The above also coincided with a competitive social media milieu in which influencers and YouTubers were all working to attract the views of interested potential traders by offering trading-related educational content covering everything from options strategies to how futures contract expirations work.
This environment led to a deluge of free educational material created for beginners, which significantly lowered the barriers for entry, as well as raising the overall financial literacy of a whole new generation of retail traders.

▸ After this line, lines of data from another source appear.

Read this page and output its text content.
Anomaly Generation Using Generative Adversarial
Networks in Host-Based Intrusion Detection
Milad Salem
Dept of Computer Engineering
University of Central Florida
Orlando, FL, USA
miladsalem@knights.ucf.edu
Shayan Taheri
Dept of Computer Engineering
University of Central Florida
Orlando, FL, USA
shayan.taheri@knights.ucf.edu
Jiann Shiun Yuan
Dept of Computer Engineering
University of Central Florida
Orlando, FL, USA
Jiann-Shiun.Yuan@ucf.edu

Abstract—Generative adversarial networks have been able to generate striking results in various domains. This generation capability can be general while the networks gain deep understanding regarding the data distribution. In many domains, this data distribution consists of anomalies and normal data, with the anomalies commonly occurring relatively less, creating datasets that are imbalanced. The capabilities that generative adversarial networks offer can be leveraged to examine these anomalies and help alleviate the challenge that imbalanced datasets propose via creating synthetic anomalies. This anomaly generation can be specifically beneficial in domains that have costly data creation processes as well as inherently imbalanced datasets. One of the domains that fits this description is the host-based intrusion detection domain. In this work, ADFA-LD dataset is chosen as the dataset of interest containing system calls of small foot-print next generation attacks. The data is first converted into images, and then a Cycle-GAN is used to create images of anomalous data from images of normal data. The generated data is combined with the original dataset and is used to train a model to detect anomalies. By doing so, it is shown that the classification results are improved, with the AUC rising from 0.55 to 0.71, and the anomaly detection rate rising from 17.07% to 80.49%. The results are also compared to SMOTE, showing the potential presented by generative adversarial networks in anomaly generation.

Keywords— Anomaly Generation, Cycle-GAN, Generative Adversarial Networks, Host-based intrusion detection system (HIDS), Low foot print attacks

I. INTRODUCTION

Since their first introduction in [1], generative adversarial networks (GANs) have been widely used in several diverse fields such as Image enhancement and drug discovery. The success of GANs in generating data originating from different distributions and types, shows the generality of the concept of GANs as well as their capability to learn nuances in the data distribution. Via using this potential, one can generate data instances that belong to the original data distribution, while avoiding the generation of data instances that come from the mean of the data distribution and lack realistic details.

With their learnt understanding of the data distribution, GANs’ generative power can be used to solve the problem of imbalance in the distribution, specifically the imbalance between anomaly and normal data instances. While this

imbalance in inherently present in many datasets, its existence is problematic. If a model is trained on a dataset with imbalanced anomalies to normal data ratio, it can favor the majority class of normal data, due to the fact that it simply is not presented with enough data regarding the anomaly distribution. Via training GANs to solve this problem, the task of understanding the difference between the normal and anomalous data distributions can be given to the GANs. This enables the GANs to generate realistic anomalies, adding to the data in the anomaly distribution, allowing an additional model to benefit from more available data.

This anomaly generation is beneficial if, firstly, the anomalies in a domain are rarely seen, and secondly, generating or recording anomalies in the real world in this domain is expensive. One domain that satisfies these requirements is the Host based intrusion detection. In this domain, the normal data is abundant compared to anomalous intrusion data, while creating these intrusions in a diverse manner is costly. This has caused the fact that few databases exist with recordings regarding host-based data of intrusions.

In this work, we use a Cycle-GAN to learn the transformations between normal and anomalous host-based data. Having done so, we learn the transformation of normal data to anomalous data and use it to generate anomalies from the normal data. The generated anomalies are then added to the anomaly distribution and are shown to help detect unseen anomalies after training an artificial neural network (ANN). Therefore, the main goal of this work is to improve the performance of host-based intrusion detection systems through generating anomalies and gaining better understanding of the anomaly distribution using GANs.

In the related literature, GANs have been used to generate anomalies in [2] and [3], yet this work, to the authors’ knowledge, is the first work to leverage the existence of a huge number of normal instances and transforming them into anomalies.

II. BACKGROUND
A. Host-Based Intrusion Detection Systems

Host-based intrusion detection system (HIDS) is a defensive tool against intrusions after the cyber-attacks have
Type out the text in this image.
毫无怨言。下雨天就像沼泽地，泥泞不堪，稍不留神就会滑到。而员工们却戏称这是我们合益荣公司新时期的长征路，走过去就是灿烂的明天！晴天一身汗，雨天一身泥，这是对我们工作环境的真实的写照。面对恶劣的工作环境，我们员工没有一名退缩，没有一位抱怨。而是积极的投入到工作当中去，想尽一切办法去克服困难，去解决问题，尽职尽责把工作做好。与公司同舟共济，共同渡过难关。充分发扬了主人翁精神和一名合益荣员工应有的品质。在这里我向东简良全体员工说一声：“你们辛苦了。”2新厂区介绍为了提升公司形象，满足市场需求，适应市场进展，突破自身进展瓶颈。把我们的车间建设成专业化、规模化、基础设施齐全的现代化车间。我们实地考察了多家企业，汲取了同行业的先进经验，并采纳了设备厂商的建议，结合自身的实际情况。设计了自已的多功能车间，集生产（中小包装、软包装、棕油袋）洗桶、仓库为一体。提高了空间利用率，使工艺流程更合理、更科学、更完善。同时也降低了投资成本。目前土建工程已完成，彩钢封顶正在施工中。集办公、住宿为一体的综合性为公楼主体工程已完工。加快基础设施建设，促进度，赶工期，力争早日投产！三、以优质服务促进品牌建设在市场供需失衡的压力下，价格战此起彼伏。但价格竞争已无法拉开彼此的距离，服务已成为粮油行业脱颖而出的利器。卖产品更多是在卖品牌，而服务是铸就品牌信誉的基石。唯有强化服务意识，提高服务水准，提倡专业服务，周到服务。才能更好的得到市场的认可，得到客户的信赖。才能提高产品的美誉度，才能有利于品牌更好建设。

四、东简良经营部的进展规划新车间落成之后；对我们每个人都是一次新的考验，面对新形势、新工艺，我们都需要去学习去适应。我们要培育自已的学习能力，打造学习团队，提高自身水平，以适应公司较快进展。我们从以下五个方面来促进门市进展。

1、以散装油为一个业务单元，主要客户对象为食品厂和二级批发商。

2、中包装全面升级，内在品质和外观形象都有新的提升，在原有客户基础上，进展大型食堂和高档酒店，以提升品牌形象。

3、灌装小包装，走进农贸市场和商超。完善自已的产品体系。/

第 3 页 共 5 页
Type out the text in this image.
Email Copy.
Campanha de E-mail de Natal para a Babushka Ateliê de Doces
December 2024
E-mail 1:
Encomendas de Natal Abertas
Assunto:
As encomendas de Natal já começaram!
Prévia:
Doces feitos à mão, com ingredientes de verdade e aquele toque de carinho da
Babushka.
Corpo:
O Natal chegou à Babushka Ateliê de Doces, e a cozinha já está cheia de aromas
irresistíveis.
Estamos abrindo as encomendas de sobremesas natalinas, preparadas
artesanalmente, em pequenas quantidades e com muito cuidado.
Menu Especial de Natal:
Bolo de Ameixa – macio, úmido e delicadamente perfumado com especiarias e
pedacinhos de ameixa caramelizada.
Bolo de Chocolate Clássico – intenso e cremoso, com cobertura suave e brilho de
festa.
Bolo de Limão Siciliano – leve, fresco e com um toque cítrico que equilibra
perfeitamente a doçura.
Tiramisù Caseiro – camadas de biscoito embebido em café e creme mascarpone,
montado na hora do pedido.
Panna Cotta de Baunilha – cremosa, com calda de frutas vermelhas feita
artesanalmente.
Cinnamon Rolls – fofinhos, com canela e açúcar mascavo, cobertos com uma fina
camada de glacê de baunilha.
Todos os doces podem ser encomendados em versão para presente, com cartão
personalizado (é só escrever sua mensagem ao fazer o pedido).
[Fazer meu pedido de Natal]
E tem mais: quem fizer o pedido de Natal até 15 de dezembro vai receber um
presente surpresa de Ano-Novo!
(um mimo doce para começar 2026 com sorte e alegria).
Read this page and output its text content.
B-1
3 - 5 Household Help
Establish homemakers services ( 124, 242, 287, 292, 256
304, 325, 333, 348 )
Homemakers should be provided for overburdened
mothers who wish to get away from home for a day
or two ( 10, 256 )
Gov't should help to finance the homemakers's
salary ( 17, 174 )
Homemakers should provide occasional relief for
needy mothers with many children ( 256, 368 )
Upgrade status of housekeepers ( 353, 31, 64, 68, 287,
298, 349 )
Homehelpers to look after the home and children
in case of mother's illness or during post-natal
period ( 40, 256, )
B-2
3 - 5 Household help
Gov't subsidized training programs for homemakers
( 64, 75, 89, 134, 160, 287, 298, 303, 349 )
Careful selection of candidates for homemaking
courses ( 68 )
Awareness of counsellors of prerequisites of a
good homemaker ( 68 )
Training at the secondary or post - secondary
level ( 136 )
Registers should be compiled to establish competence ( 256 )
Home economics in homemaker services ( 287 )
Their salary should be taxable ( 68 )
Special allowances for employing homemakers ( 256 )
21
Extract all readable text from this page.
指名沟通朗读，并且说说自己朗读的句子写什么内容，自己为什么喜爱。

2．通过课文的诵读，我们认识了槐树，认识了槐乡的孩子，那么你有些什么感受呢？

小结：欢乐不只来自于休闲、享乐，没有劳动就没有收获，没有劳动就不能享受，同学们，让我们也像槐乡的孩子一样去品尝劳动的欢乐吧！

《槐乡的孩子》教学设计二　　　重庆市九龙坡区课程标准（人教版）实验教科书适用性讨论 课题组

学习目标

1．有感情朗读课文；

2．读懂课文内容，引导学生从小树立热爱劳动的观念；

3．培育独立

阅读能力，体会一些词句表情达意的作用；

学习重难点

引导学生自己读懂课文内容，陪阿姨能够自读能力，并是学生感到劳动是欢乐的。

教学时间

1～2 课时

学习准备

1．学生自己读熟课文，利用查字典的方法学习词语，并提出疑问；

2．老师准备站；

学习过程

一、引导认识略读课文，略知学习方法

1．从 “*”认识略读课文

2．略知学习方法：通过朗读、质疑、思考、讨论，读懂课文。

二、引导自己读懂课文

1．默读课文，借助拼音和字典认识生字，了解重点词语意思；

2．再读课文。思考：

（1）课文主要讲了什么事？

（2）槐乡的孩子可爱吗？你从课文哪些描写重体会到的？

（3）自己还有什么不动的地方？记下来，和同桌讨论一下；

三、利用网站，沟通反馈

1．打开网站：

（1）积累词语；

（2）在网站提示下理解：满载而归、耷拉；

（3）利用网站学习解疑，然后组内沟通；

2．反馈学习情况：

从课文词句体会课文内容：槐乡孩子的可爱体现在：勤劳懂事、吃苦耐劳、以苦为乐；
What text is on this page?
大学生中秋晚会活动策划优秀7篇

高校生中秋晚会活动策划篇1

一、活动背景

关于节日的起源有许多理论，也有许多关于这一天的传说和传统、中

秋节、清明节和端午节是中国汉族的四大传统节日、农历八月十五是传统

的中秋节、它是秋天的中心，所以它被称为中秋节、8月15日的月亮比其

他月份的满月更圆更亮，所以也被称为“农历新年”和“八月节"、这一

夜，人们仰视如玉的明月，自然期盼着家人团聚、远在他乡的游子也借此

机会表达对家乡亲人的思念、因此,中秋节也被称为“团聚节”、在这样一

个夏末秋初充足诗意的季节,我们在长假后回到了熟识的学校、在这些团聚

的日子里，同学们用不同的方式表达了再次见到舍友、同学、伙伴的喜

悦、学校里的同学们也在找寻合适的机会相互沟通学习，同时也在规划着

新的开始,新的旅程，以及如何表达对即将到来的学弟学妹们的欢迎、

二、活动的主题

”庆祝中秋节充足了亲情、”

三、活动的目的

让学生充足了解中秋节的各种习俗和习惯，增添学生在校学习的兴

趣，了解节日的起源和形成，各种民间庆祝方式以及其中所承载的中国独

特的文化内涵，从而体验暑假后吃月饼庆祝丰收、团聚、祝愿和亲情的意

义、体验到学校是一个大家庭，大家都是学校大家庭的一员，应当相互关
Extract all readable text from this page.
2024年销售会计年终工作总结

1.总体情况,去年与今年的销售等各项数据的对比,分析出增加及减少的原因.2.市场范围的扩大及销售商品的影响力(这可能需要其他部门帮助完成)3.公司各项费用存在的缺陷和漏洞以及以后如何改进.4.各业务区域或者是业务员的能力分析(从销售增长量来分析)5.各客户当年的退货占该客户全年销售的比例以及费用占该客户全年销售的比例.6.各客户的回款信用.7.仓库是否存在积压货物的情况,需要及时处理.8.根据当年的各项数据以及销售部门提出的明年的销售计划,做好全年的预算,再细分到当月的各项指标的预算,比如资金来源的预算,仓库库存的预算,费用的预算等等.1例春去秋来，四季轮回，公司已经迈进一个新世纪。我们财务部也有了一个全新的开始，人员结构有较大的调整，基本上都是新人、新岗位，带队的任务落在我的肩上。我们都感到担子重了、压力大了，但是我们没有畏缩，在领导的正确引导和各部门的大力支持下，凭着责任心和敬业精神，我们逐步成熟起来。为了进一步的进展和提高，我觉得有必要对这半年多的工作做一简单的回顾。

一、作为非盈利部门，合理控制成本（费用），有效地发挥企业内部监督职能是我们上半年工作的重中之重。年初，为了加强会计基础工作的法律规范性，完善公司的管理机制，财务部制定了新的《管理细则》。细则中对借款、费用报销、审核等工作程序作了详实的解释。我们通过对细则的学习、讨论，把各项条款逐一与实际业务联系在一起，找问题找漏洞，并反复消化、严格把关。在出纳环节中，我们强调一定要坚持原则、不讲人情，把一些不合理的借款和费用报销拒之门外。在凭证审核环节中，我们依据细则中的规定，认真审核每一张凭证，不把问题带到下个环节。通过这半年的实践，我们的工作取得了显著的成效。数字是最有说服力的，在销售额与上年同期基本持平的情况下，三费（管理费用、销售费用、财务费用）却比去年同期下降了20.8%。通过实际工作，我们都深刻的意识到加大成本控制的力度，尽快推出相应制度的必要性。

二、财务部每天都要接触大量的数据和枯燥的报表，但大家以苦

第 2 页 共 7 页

Add to this a great deal of work behind the scenes in the development of capable trading platforms informed by the preferences of younger users, and you can see how the pandemic was the perfect storm (lockdowns + stimulus checks) that took advantage of tools and services that were already in place.
The bias of younger users towards web-apps and mobile interfaces, rather than the older generation’s desktop platforms, was a phenomenon that was already well-known and had informed a plethora of new trading platforms for futures and options traders.
Then we have the creation of Micro-E-mini futures, which made trading futures on the four major US indices a tenth of the cost of the E-mini futures that preceded them. Micro-E mini futures were launched by CME Group in May of 2019, just in time for the retail landslide that was to come.
Another factor that a lot of generational research is pointing to is the different trading habits of Millennials and Gen Z compared to Gen X and Baby Boomers. The former are well known for their relative risk aversion and their preference for buy and hold strategies. These cohorts are responsible for the explosion in passive investing and the popularity of ETFs, particularly in the wake of the Great Financial Crisis (GFC).
Millennials and Gen Z, on the other hand, growing up in the wake of the economic hardships that the GFC and the pandemic visited on their families, appear to have adopted a “nothing to lose” attitude. They are active rather than passive, trading more often than their older counterparts. They trade individual symbols, they also trade riskier assets than their predecessors, such as crypto.
In many ways, these younger generations are the ideal clients for online brokers, which goes some way to explaining the increased availability of futures and options products for the retail market over the past decade or so.
Final thoughts
All indications show that retail’s appetite for a wider variety of assets and instruments continues to grow. Futures and options are the latest financial instruments to gain wider mainstream interest and acceptance.
The industry consolidation we’re seeing, as the biggest players from all sides of the asset landscape make moves to expand their offerings, is also proof of this. In order to remain competitive and to differentiate themselves from one another, these industry participants will have to keep evolving their technologies, including matching engines, market data provision, trading platforms, and trading tools.